Hi,
I've been playing with 0.23.0, really nice stuff! I was able to setup a
small test cluster (40 nodes) and launch the example jobs. I was also
able to recompile old Hadoop programs with the new jars and start up
those programs as well. My question is the following:
We have an HDFS instance based on 0.20 that I would like to hook up to
YARN. This appears to be a bit of work. Launching the jobs gives me
the following error:
2011-12-05 15:48:05,023 INFO ipc.YarnRPC (YarnRPC.java:create(47)) -
Creating YarnRPC for org.apache.hadoop.yarn.ipc.HadoopYarnProtoRPC
2011-12-05 15:48:05,040 INFO mapred.ResourceMgrDelegate
(ResourceMgrDelegate.java:<init>(95)) - Connecting to ResourceManager at
{removed}.{xxx}/{removed}:50177
2011-12-05 15:48:05,041 INFO ipc.HadoopYarnRPC
(HadoopYarnProtoRPC.java:getProxy(48)) - Creating a HadoopYarnProtoRpc
proxy for protocol interface org.apache.hadoop.yarn.api.ClientRMProtocol
2011-12-05 15:48:05,121 INFO mapred.ResourceMgrDelegate
(ResourceMgrDelegate.java:<init>(99)) - Connected to ResourceManager at
{removed}.{xxx}/{removed}:50177
2011-12-05 15:48:05,133 INFO mapreduce.Cluster
(Cluster.java:initialize(116)) - Failed to use
org.apache.hadoop.mapred.YarnClientProtocolProvider due to error:
java.lang.ClassNotFoundException: org.apache.hadoop.fs.Hdfs
Exception in thread "main" java.io.IOException: Cannot initialize
Cluster. Please check your configuration for mapreduce.framework.name
and the correspond server addresses.
at org.apache.hadoop.mapreduce.Cluster.initialize(Cluster.java:123)

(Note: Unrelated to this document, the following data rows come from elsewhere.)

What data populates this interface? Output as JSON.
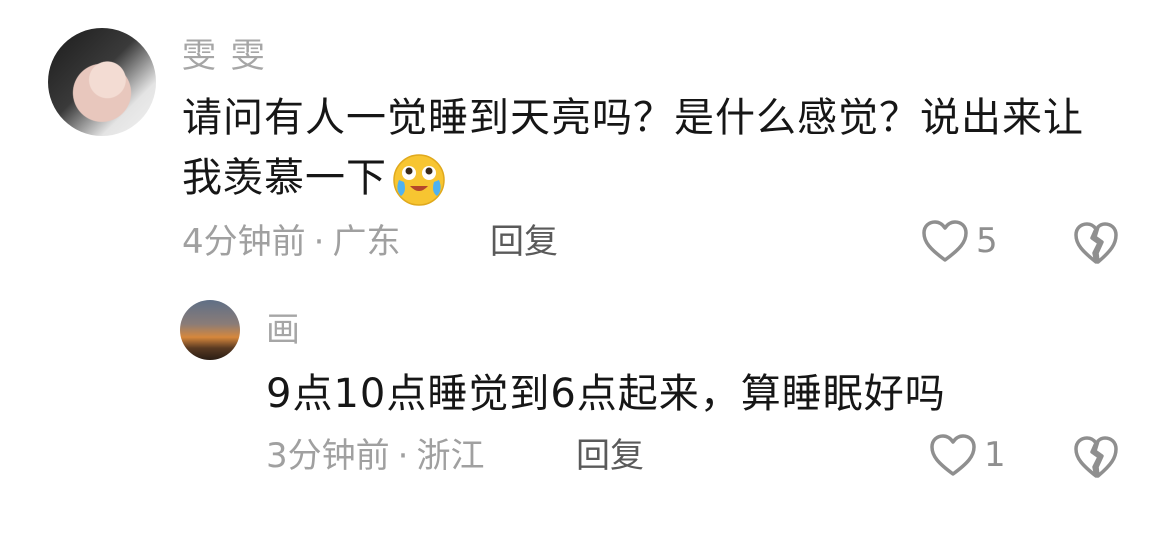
{
  "comments": [
    {
      "username": "雯 雯",
      "content": "请问有人一觉睡到天亮吗？是什么感觉？说出来让我羡慕一下",
      "emoji": "crying-laughing-emoji",
      "time": "4分钟前",
      "separator": "·",
      "location": "广东",
      "reply_label": "回复",
      "like_count": "5",
      "icons": {
        "like": "heart-outline-icon",
        "dislike": "broken-heart-icon"
      }
    },
    {
      "username": "画",
      "content": "9点10点睡觉到6点起来，算睡眠好吗",
      "time": "3分钟前",
      "separator": "·",
      "location": "浙江",
      "reply_label": "回复",
      "like_count": "1",
      "icons": {
        "like": "heart-outline-icon",
        "dislike": "broken-heart-icon"
      }
    }
  ],
  "colors": {
    "text_primary": "#161616",
    "text_muted": "#a0a0a0",
    "reply_text": "#5a5a5a",
    "icon_gray": "#8f8f8f"
  }
}
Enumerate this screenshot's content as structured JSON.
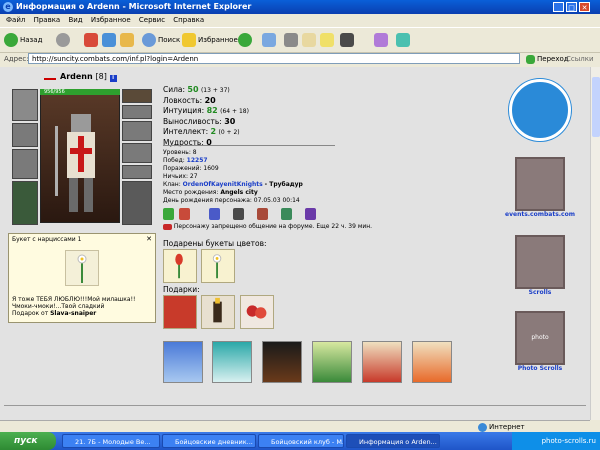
{
  "window": {
    "title": "Информация о Ardenn - Microsoft Internet Explorer",
    "min_glyph": "_",
    "max_glyph": "□",
    "close_glyph": "✕"
  },
  "menu": [
    "Файл",
    "Правка",
    "Вид",
    "Избранное",
    "Сервис",
    "Справка"
  ],
  "toolbar": {
    "back": "Назад",
    "search": "Поиск",
    "favorites": "Избранное"
  },
  "address": {
    "label": "Адрес:",
    "url": "http://suncity.combats.com/inf.pl?login=Ardenn",
    "go": "Переход",
    "links": "Ссылки"
  },
  "character": {
    "name": "Ardenn",
    "level_tag": "[8]",
    "hp": "956/956"
  },
  "stats": {
    "strength_label": "Сила:",
    "strength": "50",
    "strength_bonus": "(13 + 37)",
    "agility_label": "Ловкость:",
    "agility": "20",
    "intuition_label": "Интуиция:",
    "intuition": "82",
    "intuition_bonus": "(64 + 18)",
    "endurance_label": "Выносливость:",
    "endurance": "30",
    "intellect_label": "Интеллект:",
    "intellect": "2",
    "intellect_bonus": "(0 + 2)",
    "wisdom_label": "Мудрость:",
    "wisdom": "0"
  },
  "info": {
    "level": "Уровень: 8",
    "wins_label": "Побед:",
    "wins": "12257",
    "losses": "Поражений: 1609",
    "draws": "Ничьих: 27",
    "clan_label": "Клан:",
    "clan": "OrdenOfKayenitKnights",
    "clan_rank": "- Трубадур",
    "birthplace_label": "Место рождения:",
    "birthplace": "Angels city",
    "birthday": "День рождения персонажа: 07.05.03 00:14"
  },
  "forum_notice": "Персонажу запрещено общение на форуме. Еще 22 ч. 39 мин.",
  "popup": {
    "title": "Букет с нарциссами 1",
    "close": "✕",
    "line1": "Я тоже ТЕБЯ ЛЮБЛЮ!!!Мой милашка!!",
    "line2": "Чмоки-чмоки!...Твой сладкий",
    "from_label": "Подарок от",
    "from": "Slava-snaiper"
  },
  "sections": {
    "flowers": "Подарены букеты цветов:",
    "gifts": "Подарки:"
  },
  "sidebar": {
    "events_label": "events.combats.com",
    "scrolls_label": "Scrolls",
    "photo_label": "Photo Scrolls",
    "photo_word": "photo"
  },
  "status": {
    "zone": "Интернет"
  },
  "taskbar": {
    "start": "пуск",
    "tasks": [
      "21. 7Б - Молодые Ве...",
      "Бойцовские дневник...",
      "Бойцовский клуб - М...",
      "Информация о Arden..."
    ],
    "tray_text": "photo-scrolls.ru"
  }
}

at org.apache.hadoop.mapreduce.Cluster.(Cluster.java:78)
at org.apache.hadoop.mapreduce.Job$1.run(Job.java:1129)
at org.apache.hadoop.mapreduce.Job$1.run(Job.java:1125)
at java.security.AccessController.doPrivileged(Native Method)
at javax.security.auth.Subject.doAs(Subject.java:396)
at
org.apache.hadoop.security.UserGroupInformation.doAs(UserGroupInformation.java:1152)
at org.apache.hadoop.mapreduce.Job.connect(Job.java:1124)
at org.apache.hadoop.mapreduce.Job.submit(Job.java:1153)
at org.apache.hadoop.mapreduce.Job.waitForCompletion(Job.java:1176)
at org.apache.giraph.graph.GiraphJob.run(GiraphJob.java:560)
at
org.apache.giraph.benchmark.PageRankBenchmark.run(PageRankBenchmark.java:193)
at org.apache.hadoop.util.ToolRunner.run(ToolRunner.java:69)
at org.apache.hadoop.util.ToolRunner.run(ToolRunner.java:83)
at
org.apache.giraph.benchmark.PageRankBenchmark.main(PageRankBenchmark.java:201)
at sun.reflect.NativeMethodAccessorImpl.invoke0(Native Method)
at
sun.reflect.NativeMethodAccessorImpl.invoke(NativeMethodAccessorImpl.java:39)
at
sun.reflect.DelegatingMethodAccessorImpl.invoke(DelegatingMethodAccessorImpl.java:25)
at java.lang.reflect.Method.invoke(Method.java:597)
at org.apache.hadoop.util.RunJar.main(RunJar.java:189)
After doing a little digging it appears that YarnClientProtocolProvider
creates a YARNRunner that uses org.apache.hadoop.fs.Hdfs, a class that
is not available available in older versions of HDFS.
What versions of HDFS are currently supported and what HDFS versions are
planned for support? It would be great to be able to run YARN on legacy
HDFS installations.
Thanks,
Avery